I'm looking for opinions on what the best beginner electronics kit or lab based kit might be. I don't necessarily care if it is for adults or not, but I do want one with a well written guide and especially one where all the circuits described work.
I think that likely applies to schematics someone might find "somewhere", but I don't know if it applies to kits.
But, a beginner is often faced with a lot of things. I think of the first time I tried to build something, and it never worked. It likely had a lot to do with my soldering ability (or lack thereof), but I didn't know enough whether the substitues I got at the store were suitable, or whether I wired the coil right (I followed the pictorial, but who knows whether the coil I bought matched what the article used), or even if I wired things right.
The beginner often doesn't have the means of finding errors after they make them. This isn't the fault of the beginner, it's part of being a beginner. They can look at what they wired, and be "certain" it's right, while someone other than them with experience might spot something wrong right away. There can often be assumptions made in construction articles or kits that the beginner won't know about, again because they are beginners. WIth experience, you can look at a circuit and know what it's doing and immdiately make some guesses about what to try if it doesn't work, but the beginner hasn't gotten to that point.
Of course, these early steps are the foundation for the later. The beginner has to stick with it long enough to get over those high first steps, and then it starts getting a lot easier.
Thanks for the info. Yeah, I figure assumptions made by the designer of the kit are many times the greatest problem. I'll look into local electronics groups to help me if I run into one of these situations.
I think I'm going to go with the Tronix kit. It seems basic enough and covers all the bases.
Thanks those look good, but I'm an absolute beginner so I'm looking for something that will take me through all the basic theory with hands on lab style circuit building.

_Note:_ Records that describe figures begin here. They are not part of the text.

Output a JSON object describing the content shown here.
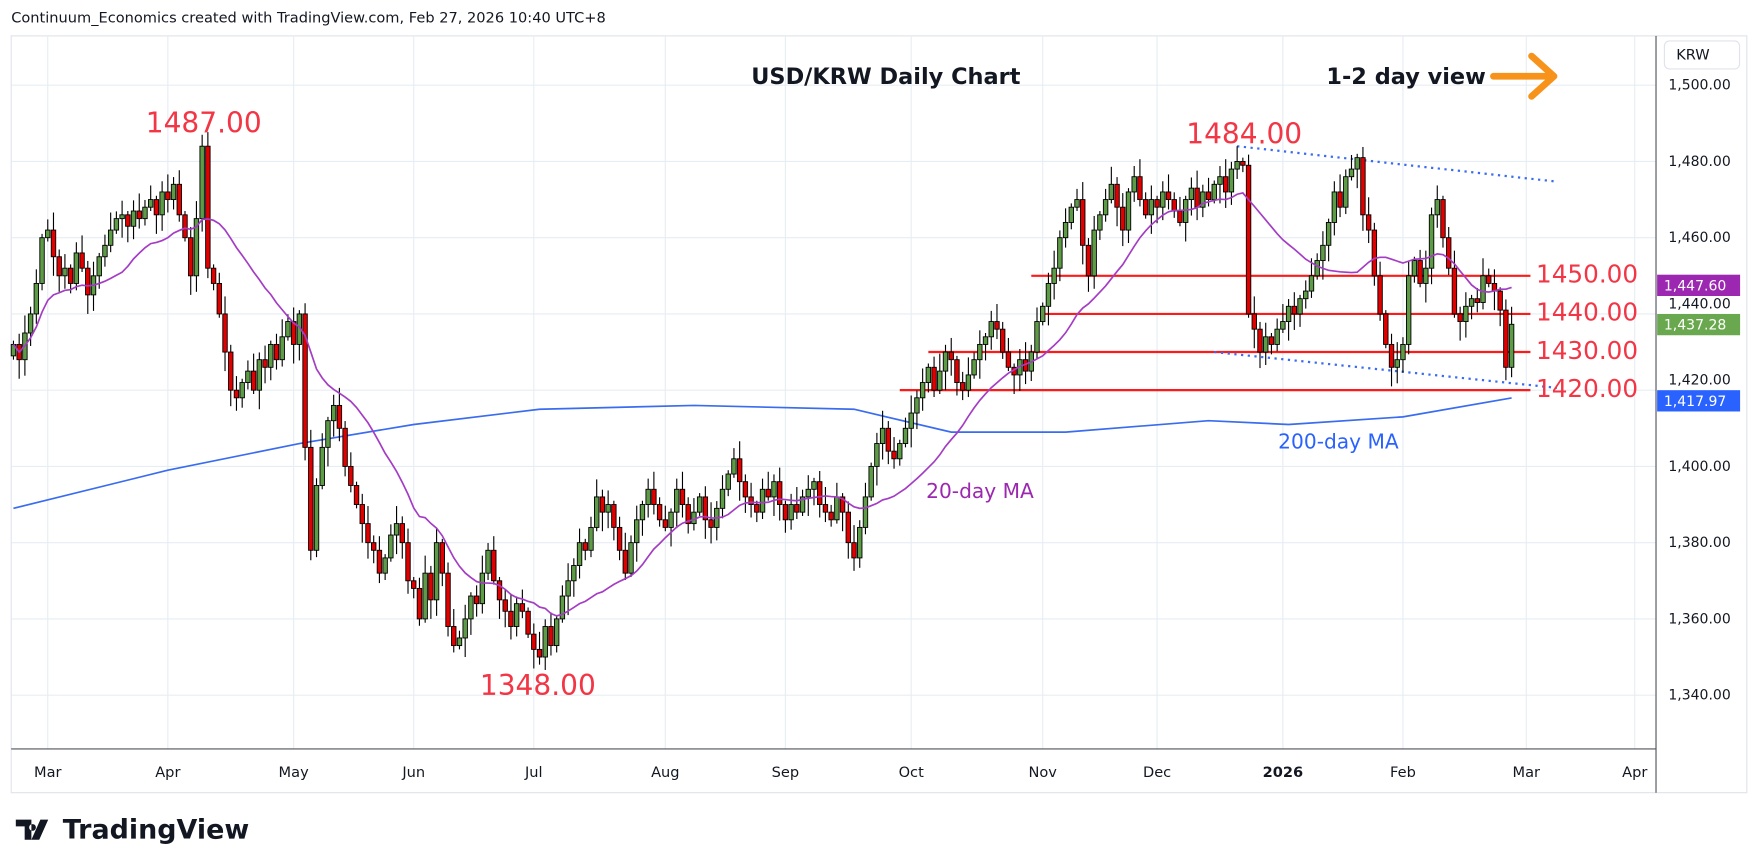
{
  "header": {
    "attribution": "Continuum_Economics created with TradingView.com, Feb 27, 2026 10:40 UTC+8",
    "title": "USD/KRW Daily Chart",
    "view": "1-2 day view",
    "view_arrow_icon": "right-arrow-icon",
    "currency": "KRW"
  },
  "branding": {
    "logo_text": "TradingView"
  },
  "colors": {
    "up": "#5e9b47",
    "down": "#e00000",
    "ma20": "#a43cc4",
    "ma200": "#3a6cf0",
    "level": "#ff1a1a",
    "trend": "#3a6cf0",
    "arrow": "#f7931a"
  },
  "chart_data": {
    "type": "candlestick",
    "title": "USD/KRW Daily Chart",
    "ylabel": "KRW",
    "ylim": [
      1320,
      1512
    ],
    "y_ticks": [
      "1,500.00",
      "1,480.00",
      "1,460.00",
      "1,440.00",
      "1,420.00",
      "1,400.00",
      "1,380.00",
      "1,360.00",
      "1,340.00"
    ],
    "y_tick_values": [
      1500,
      1480,
      1460,
      1440,
      1420,
      1400,
      1380,
      1360,
      1340
    ],
    "x_ticks": [
      {
        "label": "Mar",
        "bar": 6
      },
      {
        "label": "Apr",
        "bar": 27
      },
      {
        "label": "May",
        "bar": 49
      },
      {
        "label": "Jun",
        "bar": 70
      },
      {
        "label": "Jul",
        "bar": 91
      },
      {
        "label": "Aug",
        "bar": 114
      },
      {
        "label": "Sep",
        "bar": 135
      },
      {
        "label": "Oct",
        "bar": 157
      },
      {
        "label": "Nov",
        "bar": 180
      },
      {
        "label": "Dec",
        "bar": 200
      },
      {
        "label": "2026",
        "bar": 222,
        "bold": true
      },
      {
        "label": "Feb",
        "bar": 243
      },
      {
        "label": "Mar",
        "bar": 263
      },
      {
        "label": "Apr",
        "bar": 285
      }
    ],
    "closes": [
      1432,
      1428,
      1435,
      1440,
      1448,
      1460,
      1462,
      1455,
      1450,
      1452,
      1448,
      1456,
      1452,
      1445,
      1450,
      1455,
      1458,
      1462,
      1465,
      1466,
      1463,
      1467,
      1465,
      1468,
      1470,
      1466,
      1472,
      1470,
      1474,
      1466,
      1460,
      1450,
      1465,
      1484,
      1452,
      1448,
      1440,
      1430,
      1420,
      1418,
      1422,
      1425,
      1420,
      1428,
      1426,
      1432,
      1428,
      1434,
      1438,
      1432,
      1440,
      1405,
      1378,
      1395,
      1405,
      1412,
      1416,
      1410,
      1400,
      1395,
      1390,
      1385,
      1380,
      1378,
      1372,
      1376,
      1382,
      1385,
      1380,
      1370,
      1368,
      1360,
      1372,
      1365,
      1380,
      1372,
      1358,
      1353,
      1355,
      1360,
      1366,
      1364,
      1372,
      1378,
      1370,
      1365,
      1362,
      1358,
      1364,
      1362,
      1356,
      1352,
      1350,
      1358,
      1353,
      1360,
      1366,
      1370,
      1374,
      1380,
      1378,
      1384,
      1392,
      1388,
      1390,
      1384,
      1378,
      1372,
      1380,
      1386,
      1390,
      1394,
      1390,
      1386,
      1384,
      1388,
      1394,
      1390,
      1385,
      1388,
      1392,
      1386,
      1384,
      1389,
      1394,
      1398,
      1402,
      1396,
      1392,
      1390,
      1388,
      1394,
      1392,
      1396,
      1390,
      1386,
      1390,
      1388,
      1392,
      1394,
      1396,
      1390,
      1388,
      1386,
      1392,
      1388,
      1380,
      1376,
      1384,
      1392,
      1400,
      1406,
      1410,
      1404,
      1402,
      1406,
      1410,
      1414,
      1418,
      1422,
      1426,
      1420,
      1425,
      1430,
      1428,
      1422,
      1420,
      1424,
      1428,
      1432,
      1434,
      1438,
      1436,
      1430,
      1426,
      1424,
      1428,
      1425,
      1430,
      1438,
      1442,
      1448,
      1452,
      1460,
      1464,
      1468,
      1470,
      1458,
      1450,
      1462,
      1466,
      1470,
      1474,
      1468,
      1462,
      1472,
      1476,
      1470,
      1466,
      1470,
      1468,
      1472,
      1470,
      1467,
      1464,
      1470,
      1473,
      1468,
      1472,
      1470,
      1474,
      1476,
      1472,
      1478,
      1480,
      1479,
      1440,
      1436,
      1430,
      1434,
      1432,
      1436,
      1438,
      1442,
      1440,
      1444,
      1446,
      1450,
      1454,
      1458,
      1464,
      1472,
      1468,
      1476,
      1478,
      1481,
      1466,
      1462,
      1450,
      1440,
      1432,
      1426,
      1428,
      1432,
      1450,
      1454,
      1448,
      1452,
      1466,
      1470,
      1460,
      1452,
      1440,
      1438,
      1442,
      1444,
      1443,
      1450,
      1448,
      1446,
      1441,
      1426,
      1437.28
    ],
    "extremes": [
      {
        "label": "1487.00",
        "price": 1487,
        "bar": 33,
        "kind": "high"
      },
      {
        "label": "1484.00",
        "price": 1484,
        "bar": 214,
        "kind": "high"
      },
      {
        "label": "1348.00",
        "price": 1348,
        "bar": 92,
        "kind": "low"
      }
    ],
    "ma20": {
      "label": "20-day MA",
      "last": "1,447.60",
      "period": 20
    },
    "ma200": {
      "label": "200-day MA",
      "last": "1,417.97",
      "points": [
        [
          0,
          1389
        ],
        [
          27,
          1399
        ],
        [
          50,
          1406
        ],
        [
          70,
          1411
        ],
        [
          92,
          1415
        ],
        [
          119,
          1416
        ],
        [
          147,
          1415
        ],
        [
          164,
          1409
        ],
        [
          184,
          1409
        ],
        [
          209,
          1412
        ],
        [
          223,
          1411
        ],
        [
          243,
          1413
        ],
        [
          262,
          1417.97
        ]
      ]
    },
    "last_price": "1,437.28",
    "levels": [
      {
        "label": "1450.00",
        "price": 1450,
        "from_bar": 178
      },
      {
        "label": "1440.00",
        "price": 1440,
        "from_bar": 180
      },
      {
        "label": "1430.00",
        "price": 1430,
        "from_bar": 160
      },
      {
        "label": "1420.00",
        "price": 1420,
        "from_bar": 155
      }
    ],
    "trendlines": [
      {
        "from": [
          214,
          1484
        ],
        "to": [
          266,
          1474.7
        ]
      },
      {
        "from": [
          210,
          1430
        ],
        "to": [
          266,
          1420.6
        ]
      }
    ]
  }
}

I'll bookmark that site for when I have more understanding.
I'd consider any of that series more of a terse reminder than something that walks one "through all the basic theory." Even the Basic Semiconductor Circuits book, which does point up parallel and series circuits with resistors and capacitors is rather rushed about things. However, his booklets would make an excellent source of circuits to ask about the design details, here.
The Art of Electronics, 2nd ed., (and the student manual, which is a must-have addition as it covers details of design not well covered in the textbook) does more than many on this subject. But it's not for everyone, either. Very little can replace having access to someone who can help pass along mental models and ideas they've developed over time for thinking about things. Which is what I'd see this group as helping supplement.
Hmm.... Makes me wonder if there should be a Wiki set up for electronics, where contributors provide explanations of every circuit under the sun and other contributors add, enhance, or correct the information over time so that the result gets better and better as a teaching resource over time. In addition, information on various parts and what is worthwhile knowing about them -- things like what makes a polypropylene cap worth it's size and cost, etc.
There was an old book by Ladybug(?) Books called "Build your own transistor set" or similar. It took you stage by stage from a simple crystal set up to a two transistor set. My firm actually put kits together for this to sell along with the book but that was 30 years ago.